“Some parts of the city are 2000 years old, and the architecture, the stone blocks, the surrounding areas and the rocky terrain added a perspective and background that we used to create our impressive Jerusalem sets. We relied heavily on the view that was there. In fact, the first time I saw her, I lost my mind, because she was simply perfect. “
This is the statement about Matera, issued to a famous American newspaper by Mel Gibson, director of the famous, controversial, monumental film “The Passion” shot almost entirely in Matera.
The places used as natural sets that were mainly four: Murgia Timone – Via Muro at the Civita – Vico Solitario in the Sasso Caveoso – Piazza di Porta Pistola.
The itinerary starts from the Belvedere of Murgia Timone, a murgic plateau that faces the city of Matera and an ancient place where man has lived since prehistoric times, where human settlements dating back to the Neolithic period are visible, rock churches and asceteri, jazzi and shelters used still today by the shepherds. From this magical site you can embrace the view of the entire old city which served as a natural backdrop for the scenes of the Golgotha (Crucifixion) and the Speech of the Mount.
Many scenes relating to the life of Jesus were also filmed at Masseria Radogna, home of the Environmental Education Center of the Parco della Murgia: the Scene of the House of Jesus, and flashbacks of his life as a child.

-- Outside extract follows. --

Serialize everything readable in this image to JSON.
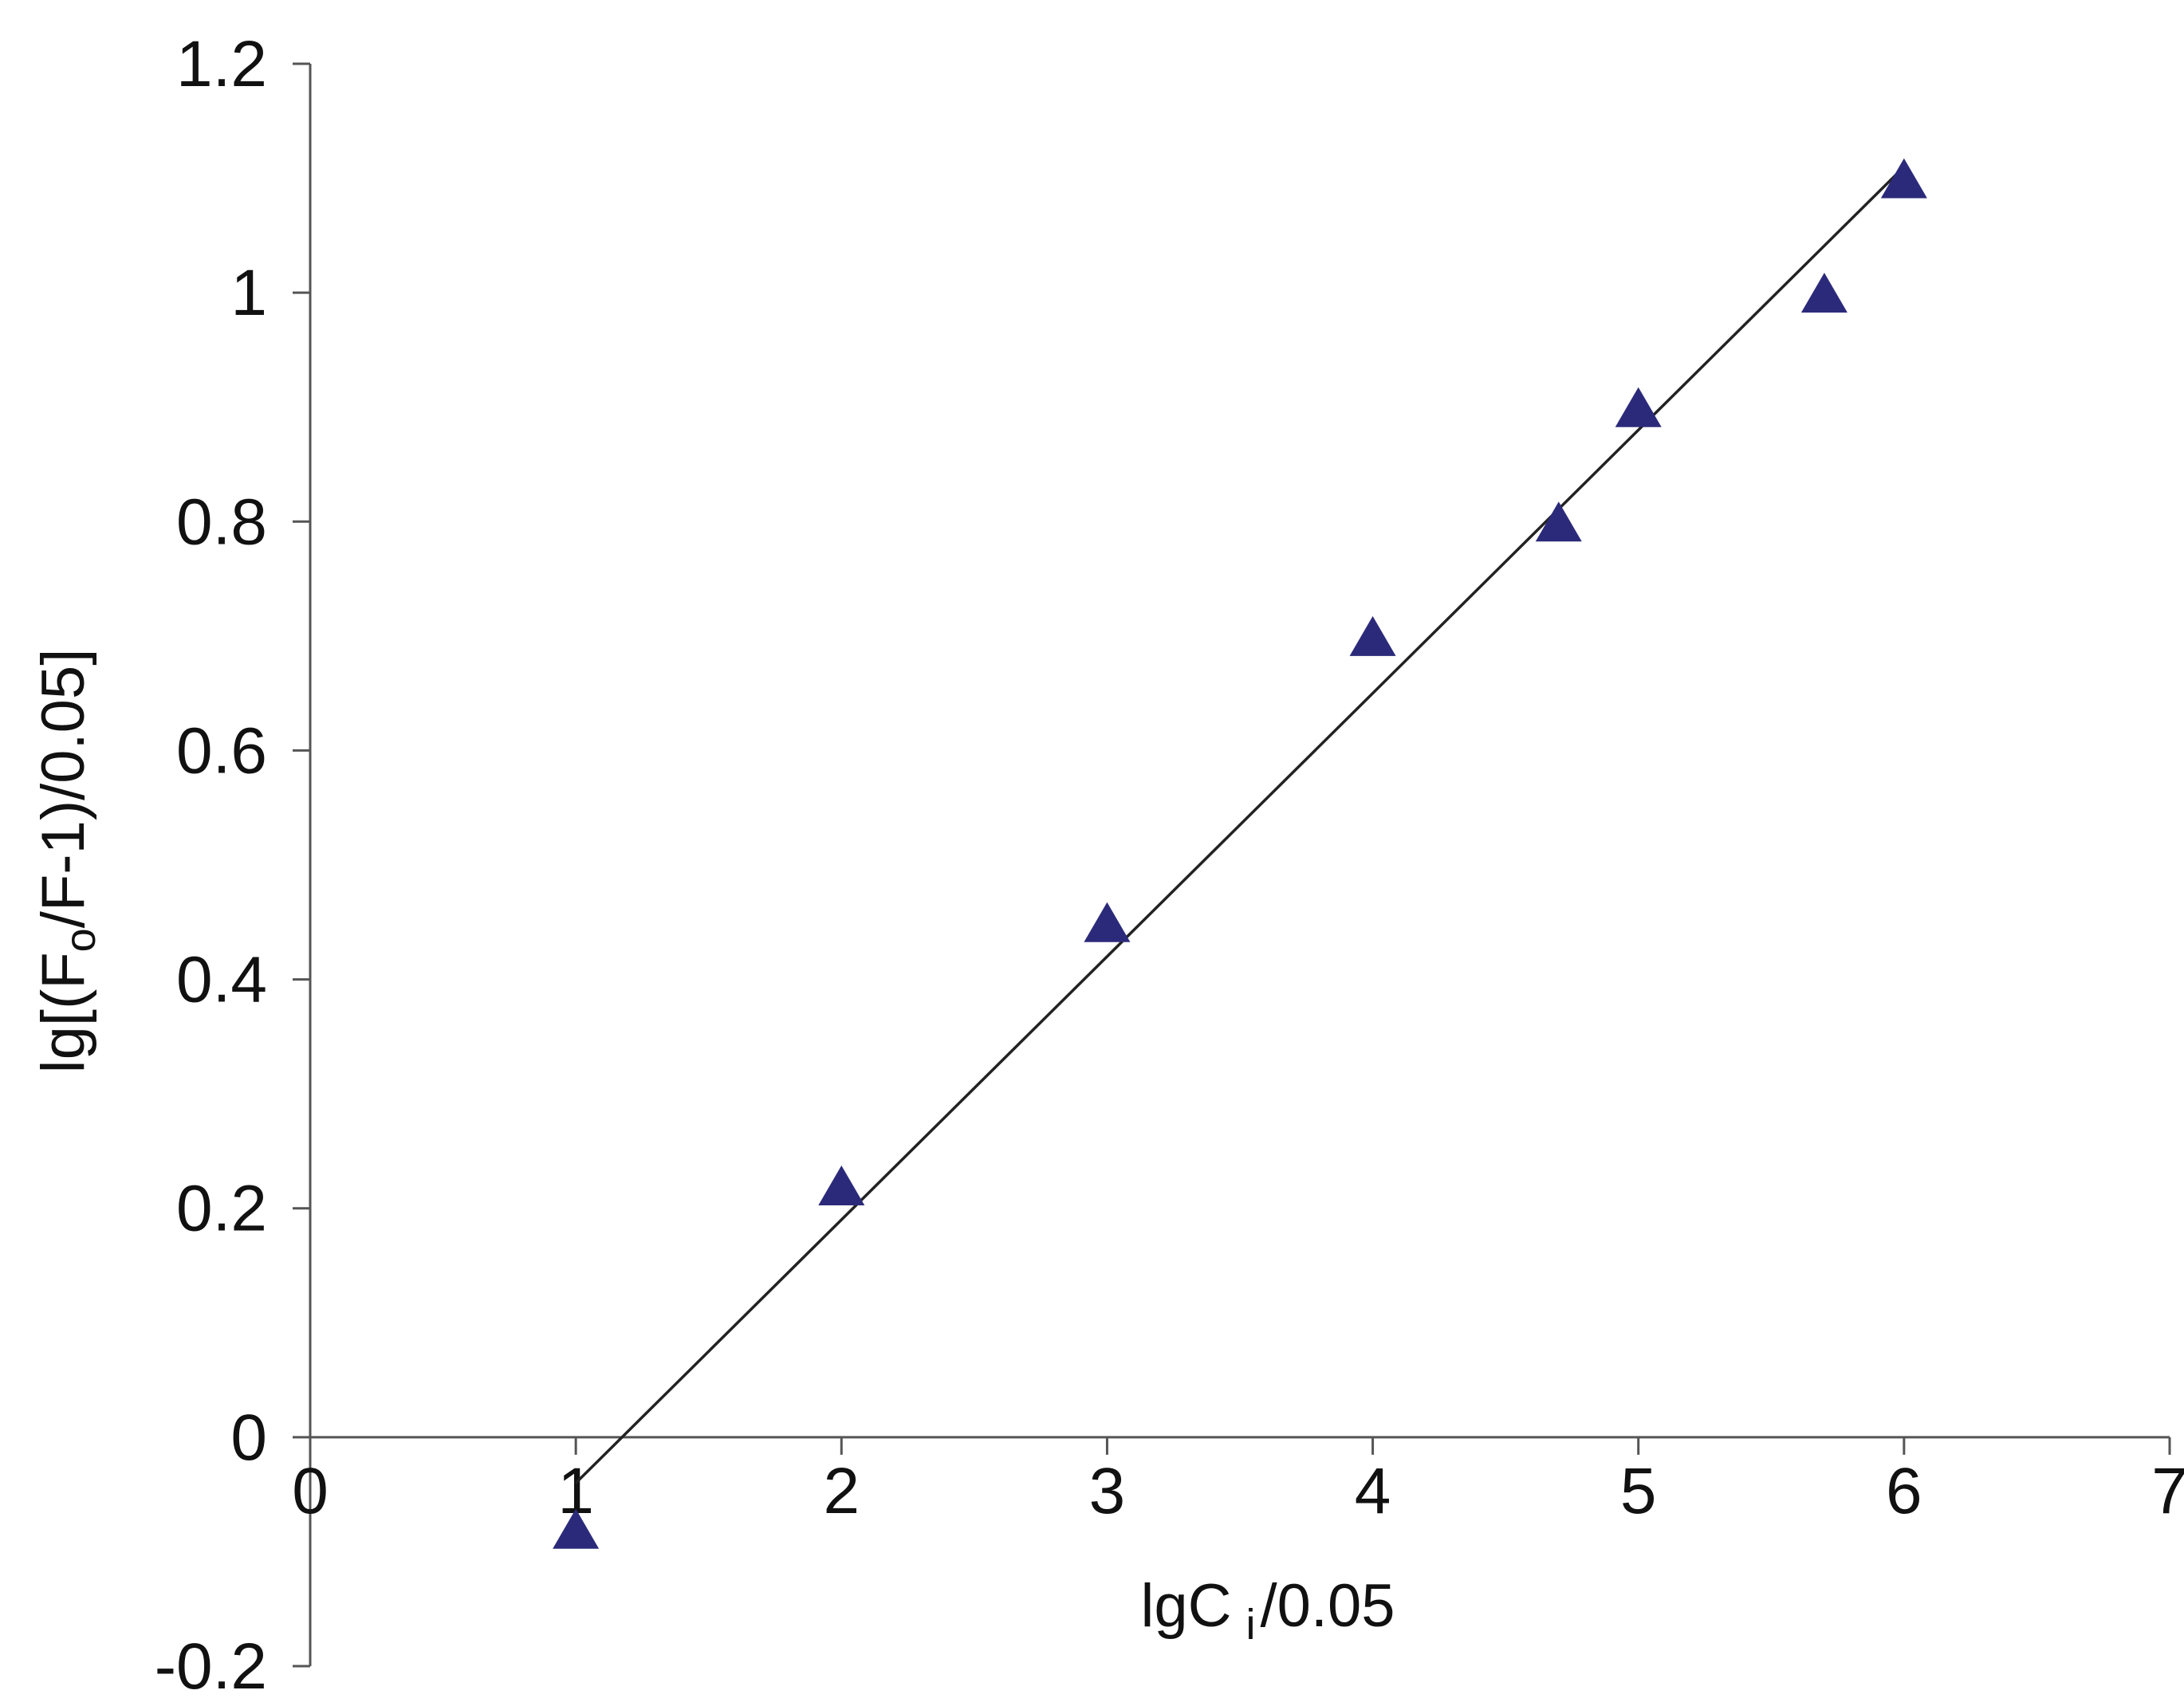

Moving to the historic center you will reach the Civita, the oldest part of the city, where, just below the medieval cathedral that dominates the valley, you can take Via Muro, a long staircase in which the scene of the Via Crucis and the Passion was filmed, curiously same place where Pasolini filmed the same scene in his Gospel According to Matteo in 1964. Continuing we reach the Sasso Caveoso, where, along Vico Solitario, right in front of the rock complex of Santa Lucia alle Malve, the scenes of the Market and of the Jerusalem dwellings. The guided tour proceeds along via Madonna delle Virtù, and stops at Piazza Porta Pistola, where the natural scenery was integrated, during filming, by a monumental scenography that constituted the Porta di Gerusalemme.
A little further on, in the ancient rock church of Madonna delle Virtù, which can be visited during the opening of the contemporary art exhibitions that periodically hosts it, the intense scenes of the Last Supper and the Lavender of the Feet were filmed.